Tips ke Bali Selama Pandemi
- Pastikan kondisi benar-benar fit dan sehat. Sebelum berangkat, kami juga melalukan test antigen (meski dulu belum diwajibkan seperti sekarang).
- Nggak naik kendaraan umum. Selama masih bisa menggunakan properti pribadi, kenapa enggak?
- Picky saat memilih penginapan. Riset, riset, riset! Kalau reservasi di hotel, baca review dan tanyakan protokol kesehatannya. Kalau reservasi di villa, pelajari review tamu-tamu sebelumnya. Jika perlu, hubungi host-nya agar bisa menanyakan semua hal-hal yang perlu kita ketahui.
- Bawa obat-obatan, vitamin dan hygiene kit. Kalo Perlu, bawa thermometer dan oximeter terus di dalam tas.

- Selalu makan di area terbuka dan hindari tempat-tempat indoor. Ini wajib sih bagi kami. Kalau ada craving makanan di restoran yang hanya punya area indoor, pesan lewat ojol aja.
- Hindari tempat-tempat yang ramai dan perhatikan juga crowdnya. Jika banyak yang nggak pakai masker, meskipun sepi, lebih baik pulang lagi aja.
- Hindari menggunakan fasilitas umum, apalagi yang kita nggak yakin kebersihannya.
- Siapkan dana darurat. Ke Bali saat pandemi butuh banyak kesiapan mental dan material. Dana darurat penting saat kita merasa perlu test antigen atau PCR lagi.
Intinya, kalau kata Gojek, “It’s OK to be Lebay!” Hehehe.

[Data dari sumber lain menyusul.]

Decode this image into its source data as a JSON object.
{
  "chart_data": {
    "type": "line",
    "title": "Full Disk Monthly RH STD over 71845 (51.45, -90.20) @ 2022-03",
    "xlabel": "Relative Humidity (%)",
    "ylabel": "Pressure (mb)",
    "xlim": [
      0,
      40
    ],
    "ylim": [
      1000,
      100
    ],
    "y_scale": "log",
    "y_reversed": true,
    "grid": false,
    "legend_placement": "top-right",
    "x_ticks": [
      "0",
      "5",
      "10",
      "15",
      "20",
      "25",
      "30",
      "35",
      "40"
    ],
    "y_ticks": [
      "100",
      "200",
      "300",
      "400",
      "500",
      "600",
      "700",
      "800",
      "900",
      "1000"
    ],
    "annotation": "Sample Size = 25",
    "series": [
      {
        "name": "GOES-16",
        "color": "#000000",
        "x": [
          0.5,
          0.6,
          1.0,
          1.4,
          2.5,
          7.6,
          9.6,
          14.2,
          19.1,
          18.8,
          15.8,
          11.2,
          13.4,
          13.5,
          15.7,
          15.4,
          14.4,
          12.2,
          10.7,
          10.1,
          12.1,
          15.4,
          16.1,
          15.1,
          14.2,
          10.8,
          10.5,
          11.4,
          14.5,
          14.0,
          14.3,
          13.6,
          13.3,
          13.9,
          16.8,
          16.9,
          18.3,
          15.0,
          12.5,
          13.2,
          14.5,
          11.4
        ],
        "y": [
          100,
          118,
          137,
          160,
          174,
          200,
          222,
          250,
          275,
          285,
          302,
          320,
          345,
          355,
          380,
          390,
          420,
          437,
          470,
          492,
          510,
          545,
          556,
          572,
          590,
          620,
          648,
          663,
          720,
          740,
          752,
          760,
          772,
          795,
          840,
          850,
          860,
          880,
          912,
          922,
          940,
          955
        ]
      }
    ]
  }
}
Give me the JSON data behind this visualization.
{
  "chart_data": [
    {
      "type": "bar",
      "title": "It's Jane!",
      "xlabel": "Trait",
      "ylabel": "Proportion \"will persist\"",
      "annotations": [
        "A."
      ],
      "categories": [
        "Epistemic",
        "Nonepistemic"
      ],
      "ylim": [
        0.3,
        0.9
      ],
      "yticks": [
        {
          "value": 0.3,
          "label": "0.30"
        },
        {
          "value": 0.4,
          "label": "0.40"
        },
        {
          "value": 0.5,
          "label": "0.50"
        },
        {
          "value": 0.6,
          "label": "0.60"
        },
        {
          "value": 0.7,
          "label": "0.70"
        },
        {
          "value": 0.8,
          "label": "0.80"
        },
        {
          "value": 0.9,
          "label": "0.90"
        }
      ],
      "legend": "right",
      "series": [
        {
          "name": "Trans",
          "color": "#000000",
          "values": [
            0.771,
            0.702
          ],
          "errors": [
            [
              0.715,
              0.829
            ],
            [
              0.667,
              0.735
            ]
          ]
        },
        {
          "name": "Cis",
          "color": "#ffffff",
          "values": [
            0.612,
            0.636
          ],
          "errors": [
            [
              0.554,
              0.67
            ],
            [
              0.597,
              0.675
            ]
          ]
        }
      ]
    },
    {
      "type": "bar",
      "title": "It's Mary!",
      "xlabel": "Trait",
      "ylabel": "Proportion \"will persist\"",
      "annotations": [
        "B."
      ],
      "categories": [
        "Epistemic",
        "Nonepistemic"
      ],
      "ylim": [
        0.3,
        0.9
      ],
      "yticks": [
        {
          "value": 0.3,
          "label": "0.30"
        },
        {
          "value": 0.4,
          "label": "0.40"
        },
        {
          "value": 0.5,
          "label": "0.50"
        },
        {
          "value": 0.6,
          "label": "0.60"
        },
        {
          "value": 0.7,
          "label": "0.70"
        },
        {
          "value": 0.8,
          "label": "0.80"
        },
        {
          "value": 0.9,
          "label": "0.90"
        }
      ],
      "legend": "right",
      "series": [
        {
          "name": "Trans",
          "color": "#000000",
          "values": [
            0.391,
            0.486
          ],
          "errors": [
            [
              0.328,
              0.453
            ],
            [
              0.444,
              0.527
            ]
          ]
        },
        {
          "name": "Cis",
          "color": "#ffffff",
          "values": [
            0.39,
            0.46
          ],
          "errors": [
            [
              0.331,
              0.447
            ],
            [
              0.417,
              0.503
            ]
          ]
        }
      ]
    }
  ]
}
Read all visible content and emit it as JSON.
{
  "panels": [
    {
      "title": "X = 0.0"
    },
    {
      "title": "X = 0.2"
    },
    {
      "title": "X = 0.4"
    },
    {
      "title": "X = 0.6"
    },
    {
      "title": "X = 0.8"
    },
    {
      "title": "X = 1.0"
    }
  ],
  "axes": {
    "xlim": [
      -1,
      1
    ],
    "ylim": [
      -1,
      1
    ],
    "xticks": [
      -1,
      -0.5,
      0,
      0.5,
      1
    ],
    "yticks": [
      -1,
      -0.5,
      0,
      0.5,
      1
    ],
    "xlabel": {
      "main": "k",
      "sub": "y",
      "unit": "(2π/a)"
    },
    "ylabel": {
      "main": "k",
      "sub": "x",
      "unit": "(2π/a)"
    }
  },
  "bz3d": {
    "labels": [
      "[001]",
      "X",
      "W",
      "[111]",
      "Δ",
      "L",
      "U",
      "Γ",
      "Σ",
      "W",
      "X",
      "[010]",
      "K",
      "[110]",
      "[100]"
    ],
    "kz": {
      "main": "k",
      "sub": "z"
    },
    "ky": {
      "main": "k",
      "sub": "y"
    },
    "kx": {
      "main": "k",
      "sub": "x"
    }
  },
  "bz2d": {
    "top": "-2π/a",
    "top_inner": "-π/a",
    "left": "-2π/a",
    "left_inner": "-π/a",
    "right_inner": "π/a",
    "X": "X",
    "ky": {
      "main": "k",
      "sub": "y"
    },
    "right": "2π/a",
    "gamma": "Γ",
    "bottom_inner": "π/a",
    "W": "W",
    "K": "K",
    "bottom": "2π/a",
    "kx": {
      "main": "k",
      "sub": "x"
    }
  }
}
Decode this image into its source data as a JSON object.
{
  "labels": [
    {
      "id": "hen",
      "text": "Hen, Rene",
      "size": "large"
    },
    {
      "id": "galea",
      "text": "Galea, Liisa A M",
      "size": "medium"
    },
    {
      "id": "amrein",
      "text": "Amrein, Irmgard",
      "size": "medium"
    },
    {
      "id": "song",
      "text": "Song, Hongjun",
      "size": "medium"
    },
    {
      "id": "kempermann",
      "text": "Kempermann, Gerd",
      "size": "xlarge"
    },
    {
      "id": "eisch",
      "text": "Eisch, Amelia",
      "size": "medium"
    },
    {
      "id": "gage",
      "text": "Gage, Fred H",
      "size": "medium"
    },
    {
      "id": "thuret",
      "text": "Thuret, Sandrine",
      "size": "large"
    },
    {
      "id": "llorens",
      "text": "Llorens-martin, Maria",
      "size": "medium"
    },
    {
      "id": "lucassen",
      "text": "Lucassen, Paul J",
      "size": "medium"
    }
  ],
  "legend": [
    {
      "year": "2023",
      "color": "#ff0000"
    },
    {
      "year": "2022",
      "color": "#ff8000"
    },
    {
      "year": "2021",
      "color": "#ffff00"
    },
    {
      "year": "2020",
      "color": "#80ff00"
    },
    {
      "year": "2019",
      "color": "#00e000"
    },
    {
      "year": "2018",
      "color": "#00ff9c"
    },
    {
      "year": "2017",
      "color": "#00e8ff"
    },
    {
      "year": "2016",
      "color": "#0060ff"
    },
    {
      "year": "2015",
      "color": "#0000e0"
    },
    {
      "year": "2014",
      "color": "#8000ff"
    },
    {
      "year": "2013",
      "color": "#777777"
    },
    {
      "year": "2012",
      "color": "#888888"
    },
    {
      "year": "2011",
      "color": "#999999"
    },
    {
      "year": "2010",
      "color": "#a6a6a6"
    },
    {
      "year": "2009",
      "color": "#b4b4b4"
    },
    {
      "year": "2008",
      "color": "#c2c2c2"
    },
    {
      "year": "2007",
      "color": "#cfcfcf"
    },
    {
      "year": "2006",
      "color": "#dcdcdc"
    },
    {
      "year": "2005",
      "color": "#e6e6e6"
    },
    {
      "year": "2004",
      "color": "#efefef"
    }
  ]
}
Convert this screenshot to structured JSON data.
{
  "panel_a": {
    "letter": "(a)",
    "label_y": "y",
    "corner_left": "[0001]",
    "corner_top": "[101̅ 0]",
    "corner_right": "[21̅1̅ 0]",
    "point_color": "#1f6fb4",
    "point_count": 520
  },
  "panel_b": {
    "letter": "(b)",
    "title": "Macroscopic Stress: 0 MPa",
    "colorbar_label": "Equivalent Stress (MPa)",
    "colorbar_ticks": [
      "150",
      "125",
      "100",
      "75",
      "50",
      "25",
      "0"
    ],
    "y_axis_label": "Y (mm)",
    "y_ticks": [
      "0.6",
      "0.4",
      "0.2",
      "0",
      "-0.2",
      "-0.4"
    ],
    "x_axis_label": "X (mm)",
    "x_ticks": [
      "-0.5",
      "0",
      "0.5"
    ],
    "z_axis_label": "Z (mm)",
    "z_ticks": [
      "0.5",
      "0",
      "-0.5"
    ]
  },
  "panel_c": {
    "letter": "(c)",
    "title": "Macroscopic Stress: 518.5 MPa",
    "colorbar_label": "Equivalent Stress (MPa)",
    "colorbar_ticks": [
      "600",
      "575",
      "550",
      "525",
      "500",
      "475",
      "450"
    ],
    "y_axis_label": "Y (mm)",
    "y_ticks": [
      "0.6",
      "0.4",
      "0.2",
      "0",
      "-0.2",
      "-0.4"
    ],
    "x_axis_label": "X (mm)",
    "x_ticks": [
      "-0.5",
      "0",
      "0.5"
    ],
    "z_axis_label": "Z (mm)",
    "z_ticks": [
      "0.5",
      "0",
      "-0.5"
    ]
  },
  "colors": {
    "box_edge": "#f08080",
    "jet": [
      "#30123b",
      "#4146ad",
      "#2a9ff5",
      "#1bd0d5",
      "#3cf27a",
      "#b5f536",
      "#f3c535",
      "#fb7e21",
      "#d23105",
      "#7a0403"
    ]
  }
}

Ingat ya, tulisan ini nggak bermaksud untuk ngasih tau bahwa ke Bali adalah hal yang aman untuk dilakukan. Seperti yang aku bilang, di Bali atau di Jakarta, semua punya resikonya masing-masing — jangan pernah lupakan itu! Intinya adalah bagaimana kita berusaha semaksimal mungkin agar nggak lengah dan fokus pada protokol kesehatan. Sisanya, serahkan sama Allah SWT, karena sakitnya manusia kan atas izin dari Allah? 🙂
Pertanyaan terakhir: perlukah ke Bali di saat seperti ini? Bagiku dan keluarga, jujur perlu banget. Prinsipku dan suami adalah kesehatan mental juga sama pentingnya dengan kesehatan fisik. Aku dan suami nggak pernah menyesal telah menghabiskan beberapa minggu terakhir kami di 2020 di Bali — pulau yang kami cintai. We’re now fully refreshed and ready to welcome 2021 with arms wide open!

~ Salsabila Maharani Boekoesoe
Hi kak, salam kenal sy Boris dr jakarta. Lg mau merencanakan juga utk road trip ke Bali dng 3 anak. Kalau boleh tau, sepanjang jalan untuk masalah buang air anak2 bagaimana? Ini salah satu concern terbesar sih karna di jalan juga akan lama banget kan dan anak2 pasti mulai bosan dan mencari2 alasan utk turun (salah satunya buang air). Apa ada rest area atau stopping point yang baik?